Given $n$ elements, each element's insertion operation takes $O(\log{n})$ time, so the time complexity of this heap construction method is $O(n \log n)$.

Implementing Through Heapify Traversal

In fact, we can implement a more efficient heap construction method in two steps.

Add all elements of the list as-is to the heap, at which point the heap property is not yet satisfied.
Traverse the heap in reverse order (reverse of level-order traversal), performing "top-to-bottom heapify" on each non-leaf node in sequence.

After heapifying a node, the subtree rooted at that node becomes a valid sub-heap. Since we traverse in reverse order, the heap is constructed "from bottom to top."

The reason for choosing reverse order traversal is that it ensures the subtree below the current node is already a valid sub-heap, making the heapification of the current node effective.

It's worth noting that since leaf nodes have no children, they are naturally valid sub-heaps and do not require heapification. As shown in the code below, the last non-leaf node is the parent of the last node; we start from it and traverse in reverse order to perform heapification:

src

[file]{my_heap}-[class]{max_heap}-[func]{__init__}

Complexity Analysis

Next, let's attempt to derive the time complexity of this second heap construction method.
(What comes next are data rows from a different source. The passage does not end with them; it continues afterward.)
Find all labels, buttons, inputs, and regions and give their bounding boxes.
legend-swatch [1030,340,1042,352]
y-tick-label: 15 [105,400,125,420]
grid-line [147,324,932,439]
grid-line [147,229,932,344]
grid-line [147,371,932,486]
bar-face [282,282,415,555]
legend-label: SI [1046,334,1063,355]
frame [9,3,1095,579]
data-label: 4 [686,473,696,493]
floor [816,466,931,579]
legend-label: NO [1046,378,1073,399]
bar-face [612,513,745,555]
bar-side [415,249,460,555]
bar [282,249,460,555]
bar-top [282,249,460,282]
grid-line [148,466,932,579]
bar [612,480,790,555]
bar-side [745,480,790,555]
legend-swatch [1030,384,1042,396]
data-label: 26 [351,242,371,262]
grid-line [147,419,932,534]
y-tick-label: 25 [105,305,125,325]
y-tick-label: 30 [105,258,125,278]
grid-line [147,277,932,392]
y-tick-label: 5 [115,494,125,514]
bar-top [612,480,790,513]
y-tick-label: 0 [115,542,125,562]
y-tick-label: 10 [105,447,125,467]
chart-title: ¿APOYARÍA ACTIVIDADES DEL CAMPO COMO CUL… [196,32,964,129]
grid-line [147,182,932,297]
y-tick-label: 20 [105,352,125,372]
Assuming the complete binary tree has $n$ nodes, then the number of leaf nodes is $(n + 1) / 2$, where $/$ is floor division. Therefore, the number of nodes that need heapification is $(n - 1) / 2$.
In the top-to-bottom heapify process, each node is heapified at most to the leaf nodes, so the maximum number of iterations is the binary tree height $\log n$.

Multiplying these two together, we get a time complexity of $O(n \log n)$ for the heap construction process. However, this estimate is not accurate because it doesn't account for the property that binary trees have far more nodes at lower levels than at upper levels.
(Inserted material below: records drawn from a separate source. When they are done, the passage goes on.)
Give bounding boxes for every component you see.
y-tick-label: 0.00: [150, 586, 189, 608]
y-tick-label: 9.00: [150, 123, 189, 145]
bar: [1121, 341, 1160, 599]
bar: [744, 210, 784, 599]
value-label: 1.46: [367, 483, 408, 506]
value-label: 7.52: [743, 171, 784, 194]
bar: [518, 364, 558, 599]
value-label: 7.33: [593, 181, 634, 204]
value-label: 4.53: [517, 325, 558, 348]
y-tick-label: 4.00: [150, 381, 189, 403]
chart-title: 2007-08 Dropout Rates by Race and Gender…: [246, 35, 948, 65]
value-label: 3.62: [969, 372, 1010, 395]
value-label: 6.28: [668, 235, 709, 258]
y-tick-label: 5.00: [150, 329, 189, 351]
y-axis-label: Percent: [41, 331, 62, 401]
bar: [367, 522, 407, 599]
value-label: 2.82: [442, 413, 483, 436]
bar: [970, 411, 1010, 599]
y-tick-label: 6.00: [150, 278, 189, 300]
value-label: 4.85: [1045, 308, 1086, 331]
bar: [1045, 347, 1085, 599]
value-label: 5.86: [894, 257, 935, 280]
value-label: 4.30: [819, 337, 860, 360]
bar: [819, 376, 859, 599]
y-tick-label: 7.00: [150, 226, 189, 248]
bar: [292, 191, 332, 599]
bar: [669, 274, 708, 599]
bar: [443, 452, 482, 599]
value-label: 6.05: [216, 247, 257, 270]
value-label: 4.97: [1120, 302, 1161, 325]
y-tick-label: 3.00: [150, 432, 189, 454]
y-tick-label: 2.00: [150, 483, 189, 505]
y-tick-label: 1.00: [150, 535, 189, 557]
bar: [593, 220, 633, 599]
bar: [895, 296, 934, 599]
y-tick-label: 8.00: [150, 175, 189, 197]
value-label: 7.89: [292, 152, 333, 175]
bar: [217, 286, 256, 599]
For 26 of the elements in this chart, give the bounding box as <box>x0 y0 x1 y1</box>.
Let's perform a more accurate calculation. To reduce calculation difficulty, assume a "perfect binary tree" with $n$ nodes and height $h$; this assumption does not affect the correctness of the result.
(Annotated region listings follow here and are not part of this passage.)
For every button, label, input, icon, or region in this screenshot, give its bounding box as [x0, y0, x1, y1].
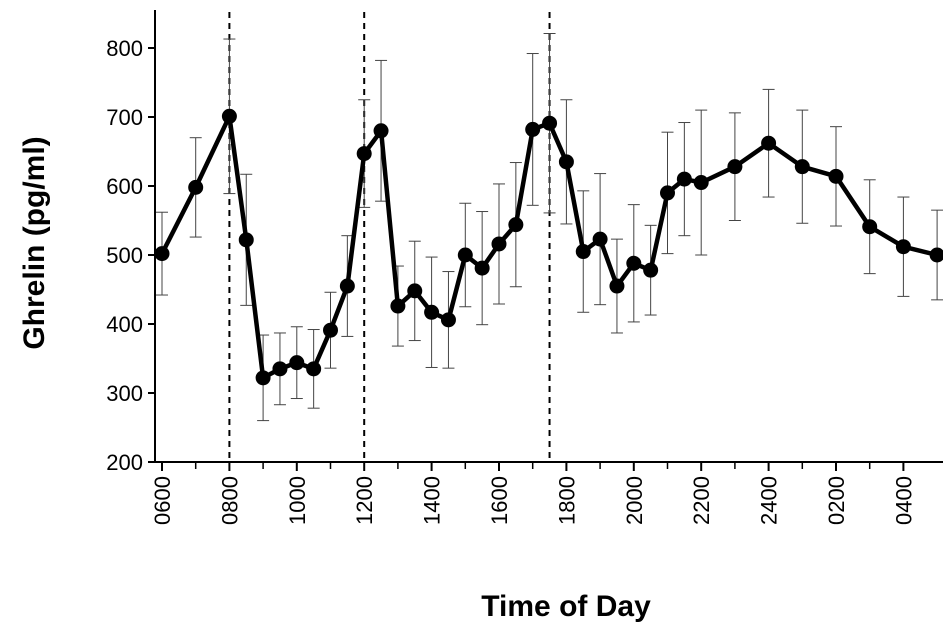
- data-point: [492, 236, 507, 251]
- data-point: [508, 217, 523, 232]
- data-point: [559, 154, 574, 169]
- y-tick-label: 500: [106, 243, 143, 268]
- data-point: [626, 256, 641, 271]
- data-point: [256, 370, 271, 385]
- data-point: [357, 146, 372, 161]
- data-point: [222, 109, 237, 124]
- data-point: [239, 232, 254, 247]
- y-tick-label: 400: [106, 312, 143, 337]
- y-tick-label: 300: [106, 381, 143, 406]
- x-tick-label: 1400: [420, 476, 445, 525]
- data-point: [930, 248, 943, 263]
- data-point: [609, 279, 624, 294]
- data-point: [407, 283, 422, 298]
- axes-layer: [148, 10, 943, 471]
- data-point: [272, 361, 287, 376]
- data-point: [660, 185, 675, 200]
- data-point: [694, 175, 709, 190]
- x-tick-label: 0600: [150, 476, 175, 525]
- data-point: [155, 246, 170, 261]
- y-axis-title: Ghrelin (pg/ml): [18, 136, 51, 349]
- x-tick-label: 1600: [487, 476, 512, 525]
- x-tick-label: 0400: [891, 476, 916, 525]
- x-tick-label: 0800: [217, 476, 242, 525]
- data-point: [593, 232, 608, 247]
- data-point: [323, 323, 338, 338]
- data-point: [643, 263, 658, 278]
- x-tick-label: 2000: [622, 476, 647, 525]
- data-point: [576, 244, 591, 259]
- data-point: [896, 239, 911, 254]
- data-point: [542, 116, 557, 131]
- x-tick-label: 1800: [554, 476, 579, 525]
- data-point: [188, 180, 203, 195]
- error-bar-layer: [156, 34, 943, 421]
- data-point: [340, 279, 355, 294]
- x-tick-label: 1200: [352, 476, 377, 525]
- x-tick-label: 2400: [757, 476, 782, 525]
- data-point: [795, 159, 810, 174]
- y-tick-label: 600: [106, 174, 143, 199]
- data-point: [441, 312, 456, 327]
- x-tick-label: 0200: [824, 476, 849, 525]
- data-point: [306, 361, 321, 376]
- data-point: [829, 169, 844, 184]
- data-point: [390, 299, 405, 314]
- data-point: [424, 305, 439, 320]
- data-point: [525, 122, 540, 137]
- data-point: [862, 219, 877, 234]
- label-layer: Ghrelin (pg/ml) Time of Day 200 300 400 500…: [18, 36, 916, 623]
- x-tick-label: 1000: [285, 476, 310, 525]
- y-tick-label: 800: [106, 36, 143, 61]
- data-point: [677, 172, 692, 187]
- x-tick-label: 2200: [689, 476, 714, 525]
- x-axis-title: Time of Day: [481, 590, 651, 623]
- y-tick-label: 700: [106, 105, 143, 130]
- data-point: [458, 248, 473, 263]
- data-point: [475, 261, 490, 276]
- data-point: [761, 136, 776, 151]
- data-point: [374, 123, 389, 138]
- y-tick-label: 200: [106, 450, 143, 475]
- data-point: [727, 159, 742, 174]
- data-point: [289, 355, 304, 370]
As shown in the figure above, the maximum number of iterations for a node's "top-to-bottom heapify" equals the distance from that node to the leaf nodes, which is precisely the "node height." Therefore, we can sum the "number of nodes $\times$ node height" at each level to obtain the total number of heapify iterations for all nodes.

$$ T(h) = 2^0h + 2^1(h-1) + 2^2(h-2) + \dots + 2^{(h-1)}\times1 $$

To simplify the above expression, we need to use sequence knowledge from high school. First, multiply $T(h)$ by $2$ to get:

$$ \begin{aligned} T(h) & = 2^0h + 2^1(h-1) + 2^2(h-2) + \dots + 2^{h-1}\times1 \newline 2 T(h) & = 2^1h + 2^2(h-1) + 2^3(h-2) + \dots + 2^{h}\times1 \newline \end{aligned} $$

Using the method of differences, subtract the first equation $T(h)$ from the second equation $2 T(h)$ to get:

$$ 2T(h) - T(h) = T(h) = -2^0h + 2^1 + 2^2 + \dots + 2^{h-1} + 2^h $$

Observing the above expression, we find that $T(h)$ is a geometric series, which can be calculated directly using the sum formula, yielding a time complexity of:

$$ \begin{aligned} T(h) & = 2 \frac{1 - 2^h}{1 - 2} - h \newline & = 2^{h+1} - h - 2 \newline & = O(2^h) \end{aligned} $$

Furthermore, a perfect binary tree with height $h$ has $n = 2^{h+1} - 1$ nodes, so the complexity is $O(2^h) = O(n)$. This derivation shows that the time complexity of building a heap from an input list is $O(n)$, which is highly efficient.